Akpors sees Eggistu on a monday morning
Akpors:     Is this a ghost or human being
Eggistu: Still a human being for now actually
Akpors:     Oh, so you're still alive after telling me yesterday that you'll commit sucide before today
Eggistu: I later changed my mind when I reasoned it to be illegal; I don't want to be a wanted criminal, you know
Akpors:     But nobody goes to Jail when they die!
Eggistu: Haven't you heard of the saying " WANTED DEAD or ALIVE"


Alinco was lying unconscious on a hospital bed. After a week he finally regained consciousness. The doctor was immediately summoned.
DOCTOR: Your recovery was a miracle.
ALINCO: Thank God! That means I don't have to pay you.

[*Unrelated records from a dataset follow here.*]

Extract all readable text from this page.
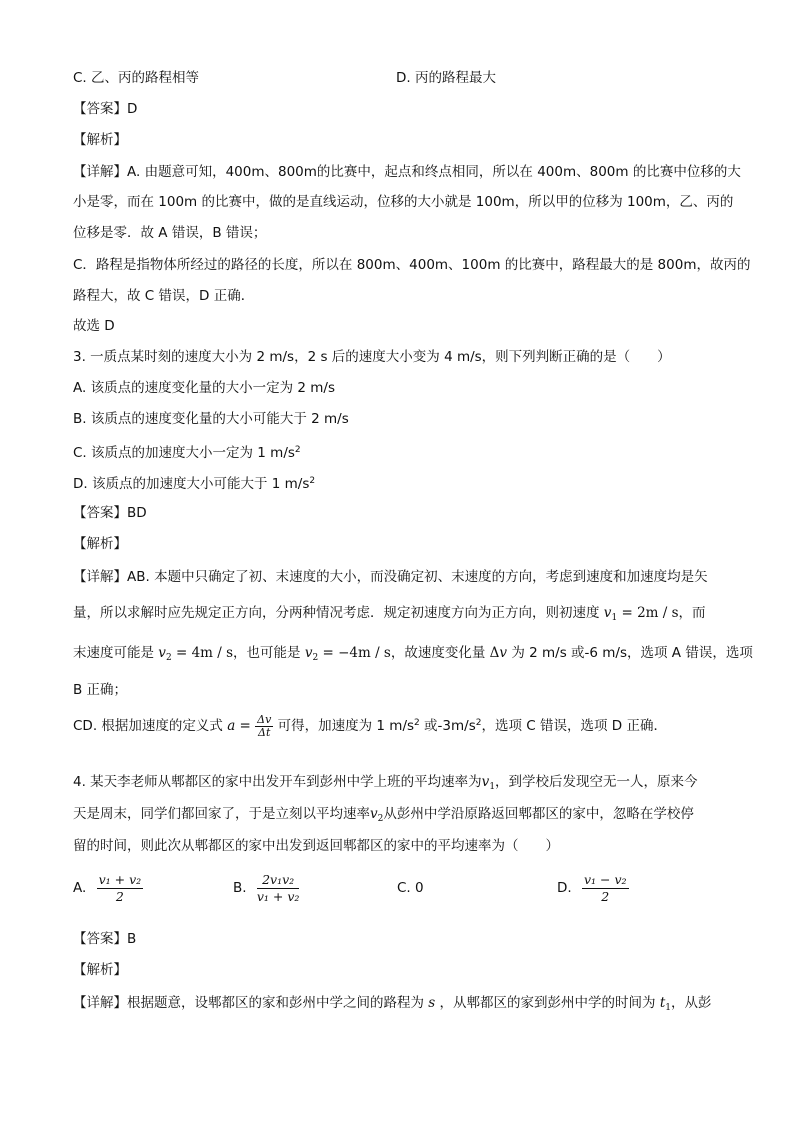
C. 乙、丙的路程相等	D. 丙的路程最大
【答案】D
【解析】
【详解】A. 由题意可知，400m、800m的比赛中，起点和终点相同，所以在 400m、800m 的比赛中位移的大
小是零，而在 100m 的比赛中，做的是直线运动，位移的大小就是 100m，所以甲的位移为 100m，乙、丙的
位移是零．故 A 错误，B 错误；
C．路程是指物体所经过的路径的长度，所以在 800m、400m、100m 的比赛中，路程最大的是 800m，故丙的
路程大，故 C 错误，D 正确．
故选 D
3. 一质点某时刻的速度大小为 2 m/s，2 s 后的速度大小变为 4 m/s，则下列判断正确的是（　　）
A. 该质点的速度变化量的大小一定为 2 m/s
B. 该质点的速度变化量的大小可能大于 2 m/s
C. 该质点的加速度大小一定为 1 $m/s^2$
D. 该质点的加速度大小可能大于 1 $m/s^2$
【答案】BD
【解析】
【详解】AB. 本题中只确定了初、末速度的大小，而没确定初、末速度的方向，考虑到速度和加速度均是矢
量，所以求解时应先规定正方向，分两种情况考虑．规定初速度方向为正方向，则初速度 $v_1 = 2m / s$，而
末速度可能是 $v_2 = 4m / s$，也可能是 $v_2 = -4m / s$，故速度变化量 Δv 为 2 m/s 或-6 m/s，选项 A 错误，选项
B 正确；
CD. 根据加速度的定义式 $a = \frac{\Delta v}{\Delta t}$ 可得，加速度为 1 $m/s^2$ 或$-3m/s^2$，选项 C 错误，选项 D 正确．
4. 某天李老师从郫都区的家中出发开车到彭州中学上班的平均速率为$v_1$，到学校后发现空无一人，原来今
天是周末，同学们都回家了，于是立刻以平均速率$v_2$从彭州中学沿原路返回郫都区的家中，忽略在学校停
留的时间，则此次从郫都区的家中出发到返回郫都区的家中的平均速率为（　　）
A. $\frac{\text{v₁ + v₂}}{2}$	B. $\frac{\text{2v₁v₂}}{\text{v₁ + v₂}}$	C. 0	D. $\frac{\text{v₁ − v₂}}{2}$
【答案】B
【解析】
【详解】根据题意，设郫都区的家和彭州中学之间的路程为 s ，从郫都区的家到彭州中学的时间为 $t_1$，从彭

One word to describe Alinco


Eight year old Sally brought her report card home from school. Her marks were good... mostly A's and a couple of B's. However, her teacher had written across the bottom:
"Sally is a smart little girl, it's just that she talks too much in school. I've got an idea I want to try, which I think may break her habit of talking too much."
Sally's dad signed her report card, putting a note on the back: "Please let me know if your idea works on Sally because I would like to try it out on her mother."